High-dose corticosteroid treatment has been reported to worsen the prognosis in septic shock and serious sepsis [31]. Compared to the low-dose group, high SOFA scores were maintained on day 3 and beyond in the group that received high-dose corticosteroids therapy. ARDS was due to infection in approximately 68% of the patients in our study, and so initial high-dose corticosteroid treatment might have affected the immune system and aggravated the causative infectious disease process, making it more likely to cause multi-organ failure. Addressing the concept of bio-trauma due to mechanical ventilation [32-34], as the numbers of VFD were lower in patients in the high-dose corticosteroid group, the prolonged mechanical ventilation would increase the susceptibility of secondary multi-organ failure risk due to bio-trauma.

There are several limitations to our study. First, it was a single site and a retrospective study. There are several missing values. Second, there are no global standards for treatment duration, dose, or administration methods in corticosteroid therapy. As mentioned above, a prospective investigation is necessary in order to determine the optimal duration, dose, and administration method of corticosteroid treatment.
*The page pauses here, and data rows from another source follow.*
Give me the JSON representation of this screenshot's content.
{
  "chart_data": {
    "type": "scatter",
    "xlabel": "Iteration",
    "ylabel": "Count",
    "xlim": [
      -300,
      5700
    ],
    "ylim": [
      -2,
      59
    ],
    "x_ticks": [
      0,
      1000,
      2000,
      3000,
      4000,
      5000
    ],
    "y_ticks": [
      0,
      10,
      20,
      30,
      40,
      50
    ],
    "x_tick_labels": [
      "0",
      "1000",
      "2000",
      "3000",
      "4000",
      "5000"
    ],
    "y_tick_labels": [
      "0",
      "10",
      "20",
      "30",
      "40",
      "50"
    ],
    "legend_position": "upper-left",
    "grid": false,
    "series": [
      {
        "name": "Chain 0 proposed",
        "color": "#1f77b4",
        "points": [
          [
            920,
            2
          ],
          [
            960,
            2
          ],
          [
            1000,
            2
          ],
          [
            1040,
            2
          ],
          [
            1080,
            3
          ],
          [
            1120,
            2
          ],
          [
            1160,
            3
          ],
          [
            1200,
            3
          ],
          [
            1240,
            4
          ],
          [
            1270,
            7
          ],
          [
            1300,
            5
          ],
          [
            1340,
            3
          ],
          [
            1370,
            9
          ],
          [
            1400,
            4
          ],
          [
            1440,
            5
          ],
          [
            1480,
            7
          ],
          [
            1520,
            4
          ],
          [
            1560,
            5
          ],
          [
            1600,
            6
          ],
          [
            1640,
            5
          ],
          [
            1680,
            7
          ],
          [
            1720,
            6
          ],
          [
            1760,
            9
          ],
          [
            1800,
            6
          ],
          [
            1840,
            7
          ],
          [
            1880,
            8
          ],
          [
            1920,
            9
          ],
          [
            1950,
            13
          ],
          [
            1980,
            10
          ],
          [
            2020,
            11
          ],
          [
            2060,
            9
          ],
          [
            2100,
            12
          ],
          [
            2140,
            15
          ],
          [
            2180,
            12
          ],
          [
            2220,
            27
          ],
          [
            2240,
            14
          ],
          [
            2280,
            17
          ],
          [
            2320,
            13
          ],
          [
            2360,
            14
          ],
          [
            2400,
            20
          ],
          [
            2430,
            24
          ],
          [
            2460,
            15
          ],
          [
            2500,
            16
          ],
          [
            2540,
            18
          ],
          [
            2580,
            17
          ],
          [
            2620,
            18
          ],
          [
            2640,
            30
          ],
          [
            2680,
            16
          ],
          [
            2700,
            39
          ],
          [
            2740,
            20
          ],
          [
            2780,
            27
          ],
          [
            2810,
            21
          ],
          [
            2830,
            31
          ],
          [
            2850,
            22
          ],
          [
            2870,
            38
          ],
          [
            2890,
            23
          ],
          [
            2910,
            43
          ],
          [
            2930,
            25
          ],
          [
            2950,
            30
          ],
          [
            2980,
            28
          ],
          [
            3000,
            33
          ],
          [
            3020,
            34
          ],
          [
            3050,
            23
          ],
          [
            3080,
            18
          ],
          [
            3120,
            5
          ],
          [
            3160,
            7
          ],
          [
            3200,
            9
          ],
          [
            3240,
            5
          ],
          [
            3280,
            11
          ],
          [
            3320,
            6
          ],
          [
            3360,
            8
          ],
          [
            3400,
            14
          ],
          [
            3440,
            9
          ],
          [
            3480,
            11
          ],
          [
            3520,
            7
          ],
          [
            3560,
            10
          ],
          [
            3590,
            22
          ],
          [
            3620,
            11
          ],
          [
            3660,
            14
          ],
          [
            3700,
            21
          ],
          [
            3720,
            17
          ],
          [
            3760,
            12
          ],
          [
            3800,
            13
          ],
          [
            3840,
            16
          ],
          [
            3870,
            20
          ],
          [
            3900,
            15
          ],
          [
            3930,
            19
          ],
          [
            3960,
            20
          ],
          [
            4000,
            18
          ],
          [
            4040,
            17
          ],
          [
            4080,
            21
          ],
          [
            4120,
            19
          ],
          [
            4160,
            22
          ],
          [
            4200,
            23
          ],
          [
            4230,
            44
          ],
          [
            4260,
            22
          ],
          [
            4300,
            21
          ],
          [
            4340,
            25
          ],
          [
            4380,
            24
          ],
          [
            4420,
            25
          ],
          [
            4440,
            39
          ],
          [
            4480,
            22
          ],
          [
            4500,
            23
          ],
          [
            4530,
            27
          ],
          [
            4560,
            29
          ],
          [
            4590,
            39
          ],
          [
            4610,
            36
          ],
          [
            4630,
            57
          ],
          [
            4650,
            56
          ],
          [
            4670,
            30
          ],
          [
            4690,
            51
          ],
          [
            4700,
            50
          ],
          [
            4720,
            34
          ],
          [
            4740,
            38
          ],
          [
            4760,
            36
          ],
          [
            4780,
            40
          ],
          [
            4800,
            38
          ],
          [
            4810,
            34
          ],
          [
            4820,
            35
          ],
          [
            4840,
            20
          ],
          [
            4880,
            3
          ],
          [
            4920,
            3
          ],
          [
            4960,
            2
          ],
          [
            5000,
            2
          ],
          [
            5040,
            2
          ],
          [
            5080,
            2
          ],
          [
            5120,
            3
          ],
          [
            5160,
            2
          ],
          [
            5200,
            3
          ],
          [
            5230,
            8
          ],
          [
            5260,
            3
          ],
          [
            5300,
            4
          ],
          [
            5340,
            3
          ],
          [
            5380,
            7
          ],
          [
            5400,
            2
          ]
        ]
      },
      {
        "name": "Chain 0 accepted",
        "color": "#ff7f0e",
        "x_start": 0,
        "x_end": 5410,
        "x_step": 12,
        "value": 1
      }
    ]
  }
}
The third point is that although multiple physicians were involved in deciding upon treatment policies, it was not always the same physicians involved in deciding upon the treatment for all patients. For this reason, there may have been differences in the appropriateness of the treatment policies. However, the same group of physicians was involved in checking the appropriateness of the diagnoses and in that respect there was consensus. The fourth point is that the high-dose groups are extremely fewer than the control group. Finally, the patients treated with high-dose corticosteroids had higher acuity, which is reflected in the decrease in the adjusted vs. the non-adjusted odds ratio P values, thus it is possible that there may be further residual confounding due to unmeasured variables not accounted for in the adjusted analysis, which could explain the greater mortality.

Conclusion

A tapering regimen after initiation of high-dose corticosteroids is likely to increase ventilator dependency and might worsen the prognosis of patients with ARDS diagnosed according to the Berlin definition. Corticosteroids should not be instituted based merely on the assumption that they “might”be effective. In respiratory failure that satisfies the Berlin definition, a differential diagnosis should be performed to carefully select those diseases in which corticosteroids will be effective.